Lombok Barat, NTB – Polemik terkait kebijakan Paskibraka dan penggunaan jilbab yang mencuat beberapa waktu lalu telah memicu perdebatan di tengah masyarakat.
Pernyataan Kepala BPIP Yudian Wahyudi yang kemudian dikoreksi dan permintaan maafnya atas polemik tersebut seolah menjadi titik puncak dari sebuah permasalahan yang lebih dalam.
Koordinator Presidium KAHMI NTB, HK. L. Winengan, memberikan kritik tajam terhadap kebijakan tersebut. Ia berpendapat bahwa permintaan maaf semata tidak cukup, mengingat dampak serius yang ditimbulkan oleh pernyataan awal yang melarang penggunaan jilbab. Winengan bahkan menyamakan kebijakan tersebut dengan tindakan mengajarkan maksiat, sebuah tuduhan yang sangat serius dan dirinya menyatakan sikap untuk segera mencopot (Mundur) Kepala BPIP.
Pernyataan Winengan semakin menguatkan pandangan bahwa polemik ini bukan sekadar soal jilbab, melainkan menyangkut pemahaman yang lebih mendasar tentang Pancasila sebagai ideologi negara. Jika di satu sisi Pancasila menjamin kebebasan beragama, di sisi lain kebijakan ini justru seolah-olah membatasi kebebasan beragama dan berekspresi.
Lebih lanjut, Winengan juga menyoroti pentingnya selektivitas dalam memilih pejabat negara.
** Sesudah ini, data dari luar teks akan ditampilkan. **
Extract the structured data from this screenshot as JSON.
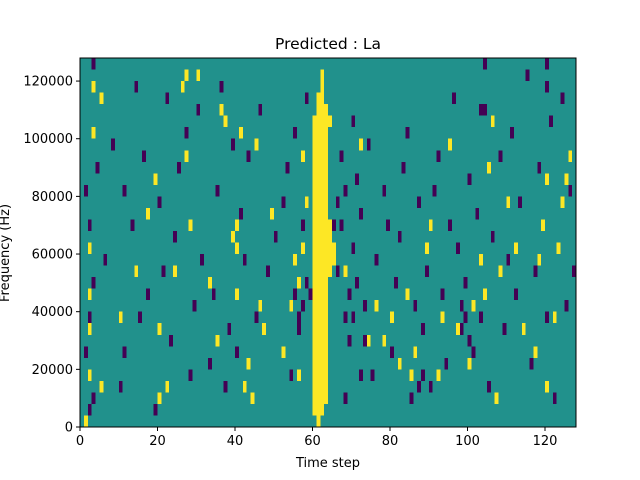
{
  "chart_data": {
    "type": "heatmap",
    "title": "Predicted : La",
    "xlabel": "Time step",
    "ylabel": "Frequency (Hz)",
    "xlim": [
      0,
      128
    ],
    "ylim": [
      0,
      128000
    ],
    "x_ticks": [
      0,
      20,
      40,
      60,
      80,
      100,
      120
    ],
    "x_tick_labels": [
      "0",
      "20",
      "40",
      "60",
      "80",
      "100",
      "120"
    ],
    "y_ticks": [
      0,
      20000,
      40000,
      60000,
      80000,
      100000,
      120000
    ],
    "y_tick_labels": [
      "0",
      "20000",
      "40000",
      "60000",
      "80000",
      "100000",
      "120000"
    ],
    "grid": false,
    "legend": "none",
    "colormap": "viridis",
    "colors": {
      "background": "#21918c",
      "high": "#fde725",
      "low": "#440154"
    },
    "bin_height": 4000,
    "high_cells": [
      [
        1,
        0
      ],
      [
        2,
        4
      ],
      [
        2,
        8
      ],
      [
        2,
        15
      ],
      [
        3,
        25
      ],
      [
        3,
        29
      ],
      [
        5,
        28
      ],
      [
        20,
        2
      ],
      [
        20,
        8
      ],
      [
        22,
        3
      ],
      [
        26,
        29
      ],
      [
        27,
        23
      ],
      [
        27,
        30
      ],
      [
        28,
        17
      ],
      [
        36,
        27
      ],
      [
        37,
        26
      ],
      [
        33,
        12
      ],
      [
        39,
        16
      ],
      [
        40,
        11
      ],
      [
        40,
        15
      ],
      [
        40,
        17
      ],
      [
        41,
        25
      ],
      [
        42,
        3
      ],
      [
        43,
        5
      ],
      [
        45,
        24
      ],
      [
        47,
        8
      ],
      [
        54,
        10
      ],
      [
        55,
        14
      ],
      [
        56,
        12
      ],
      [
        57,
        15
      ],
      [
        57,
        23
      ],
      [
        60,
        8
      ],
      [
        61,
        20
      ],
      [
        61,
        21
      ],
      [
        62,
        22
      ],
      [
        63,
        24
      ],
      [
        64,
        26
      ],
      [
        78,
        7
      ],
      [
        80,
        9
      ],
      [
        82,
        5
      ],
      [
        84,
        11
      ],
      [
        85,
        4
      ],
      [
        89,
        15
      ],
      [
        90,
        17
      ],
      [
        93,
        9
      ],
      [
        95,
        24
      ],
      [
        100,
        5
      ],
      [
        103,
        14
      ],
      [
        105,
        22
      ],
      [
        107,
        2
      ],
      [
        108,
        13
      ],
      [
        110,
        19
      ],
      [
        112,
        15
      ],
      [
        118,
        14
      ],
      [
        119,
        17
      ],
      [
        120,
        21
      ],
      [
        122,
        9
      ],
      [
        124,
        19
      ],
      [
        125,
        21
      ],
      [
        126,
        23
      ],
      [
        2,
        11
      ],
      [
        5,
        3
      ],
      [
        10,
        9
      ],
      [
        14,
        13
      ],
      [
        17,
        18
      ],
      [
        19,
        21
      ],
      [
        24,
        13
      ],
      [
        35,
        7
      ],
      [
        46,
        10
      ],
      [
        52,
        6
      ],
      [
        58,
        19
      ],
      [
        68,
        13
      ],
      [
        74,
        7
      ],
      [
        76,
        10
      ],
      [
        86,
        6
      ],
      [
        92,
        4
      ],
      [
        97,
        8
      ],
      [
        101,
        10
      ],
      [
        104,
        11
      ],
      [
        106,
        26
      ],
      [
        114,
        8
      ],
      [
        117,
        6
      ],
      [
        120,
        3
      ],
      [
        123,
        15
      ],
      [
        72,
        24
      ],
      [
        49,
        18
      ],
      [
        30,
        30
      ],
      [
        44,
        2
      ],
      [
        56,
        4
      ]
    ],
    "low_cells": [
      [
        2,
        1
      ],
      [
        3,
        2
      ],
      [
        1,
        6
      ],
      [
        2,
        9
      ],
      [
        3,
        12
      ],
      [
        2,
        17
      ],
      [
        1,
        20
      ],
      [
        4,
        22
      ],
      [
        3,
        31
      ],
      [
        6,
        14
      ],
      [
        8,
        24
      ],
      [
        10,
        3
      ],
      [
        11,
        6
      ],
      [
        11,
        20
      ],
      [
        13,
        17
      ],
      [
        14,
        29
      ],
      [
        15,
        9
      ],
      [
        16,
        23
      ],
      [
        17,
        11
      ],
      [
        19,
        1
      ],
      [
        20,
        19
      ],
      [
        21,
        13
      ],
      [
        22,
        28
      ],
      [
        23,
        7
      ],
      [
        24,
        16
      ],
      [
        25,
        22
      ],
      [
        27,
        25
      ],
      [
        28,
        4
      ],
      [
        29,
        10
      ],
      [
        30,
        27
      ],
      [
        31,
        14
      ],
      [
        33,
        5
      ],
      [
        34,
        11
      ],
      [
        35,
        20
      ],
      [
        36,
        29
      ],
      [
        37,
        3
      ],
      [
        38,
        8
      ],
      [
        39,
        24
      ],
      [
        40,
        6
      ],
      [
        41,
        18
      ],
      [
        42,
        14
      ],
      [
        43,
        23
      ],
      [
        45,
        9
      ],
      [
        46,
        27
      ],
      [
        48,
        13
      ],
      [
        50,
        16
      ],
      [
        52,
        19
      ],
      [
        53,
        22
      ],
      [
        54,
        4
      ],
      [
        55,
        25
      ],
      [
        56,
        8
      ],
      [
        57,
        17
      ],
      [
        58,
        28
      ],
      [
        59,
        11
      ],
      [
        60,
        2
      ],
      [
        62,
        6
      ],
      [
        66,
        13
      ],
      [
        67,
        17
      ],
      [
        67,
        23
      ],
      [
        68,
        2
      ],
      [
        68,
        20
      ],
      [
        68,
        9
      ],
      [
        69,
        11
      ],
      [
        70,
        15
      ],
      [
        70,
        26
      ],
      [
        71,
        21
      ],
      [
        72,
        18
      ],
      [
        73,
        10
      ],
      [
        74,
        24
      ],
      [
        75,
        4
      ],
      [
        76,
        14
      ],
      [
        78,
        20
      ],
      [
        79,
        17
      ],
      [
        80,
        6
      ],
      [
        81,
        12
      ],
      [
        82,
        16
      ],
      [
        83,
        22
      ],
      [
        84,
        25
      ],
      [
        85,
        2
      ],
      [
        86,
        10
      ],
      [
        87,
        19
      ],
      [
        88,
        8
      ],
      [
        89,
        13
      ],
      [
        90,
        3
      ],
      [
        91,
        20
      ],
      [
        92,
        23
      ],
      [
        93,
        11
      ],
      [
        94,
        5
      ],
      [
        95,
        17
      ],
      [
        96,
        28
      ],
      [
        97,
        15
      ],
      [
        98,
        8
      ],
      [
        99,
        12
      ],
      [
        100,
        21
      ],
      [
        101,
        6
      ],
      [
        102,
        18
      ],
      [
        103,
        9
      ],
      [
        104,
        27
      ],
      [
        105,
        3
      ],
      [
        106,
        16
      ],
      [
        108,
        23
      ],
      [
        109,
        8
      ],
      [
        110,
        14
      ],
      [
        111,
        25
      ],
      [
        112,
        11
      ],
      [
        113,
        19
      ],
      [
        115,
        30
      ],
      [
        116,
        5
      ],
      [
        117,
        13
      ],
      [
        118,
        22
      ],
      [
        119,
        17
      ],
      [
        120,
        9
      ],
      [
        121,
        26
      ],
      [
        122,
        2
      ],
      [
        123,
        15
      ],
      [
        124,
        28
      ],
      [
        125,
        10
      ],
      [
        126,
        20
      ],
      [
        127,
        13
      ],
      [
        64,
        14
      ],
      [
        64,
        15
      ],
      [
        65,
        17
      ],
      [
        66,
        19
      ],
      [
        69,
        7
      ],
      [
        70,
        9
      ],
      [
        71,
        12
      ],
      [
        72,
        4
      ],
      [
        73,
        7
      ],
      [
        55,
        11
      ],
      [
        56,
        9
      ],
      [
        57,
        10
      ],
      [
        58,
        12
      ],
      [
        98,
        10
      ],
      [
        99,
        9
      ],
      [
        100,
        7
      ],
      [
        87,
        3
      ],
      [
        88,
        4
      ],
      [
        103,
        27
      ],
      [
        104,
        31
      ],
      [
        120,
        29
      ],
      [
        120,
        31
      ]
    ],
    "high_ranges": [
      [
        60,
        1,
        26
      ],
      [
        61,
        0,
        28
      ],
      [
        62,
        1,
        30
      ],
      [
        63,
        2,
        27
      ],
      [
        64,
        13,
        17
      ],
      [
        65,
        14,
        15
      ]
    ]
  }
}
Ia khawatir jika pejabat yang tidak memahami esensi Pancasila justru akan merusak negara di akhir masa jabatan presiden.
Polemik ini telah menyoroti pentingnya menjaga keharmonisan dan toleransi di tengah masyarakat yang plural. Pemerintah, lembaga negara, dan seluruh elemen masyarakat perlu bekerja sama untuk menciptakan lingkungan yang kondusif bagi tumbuhnya nilai-nilai Pancasila.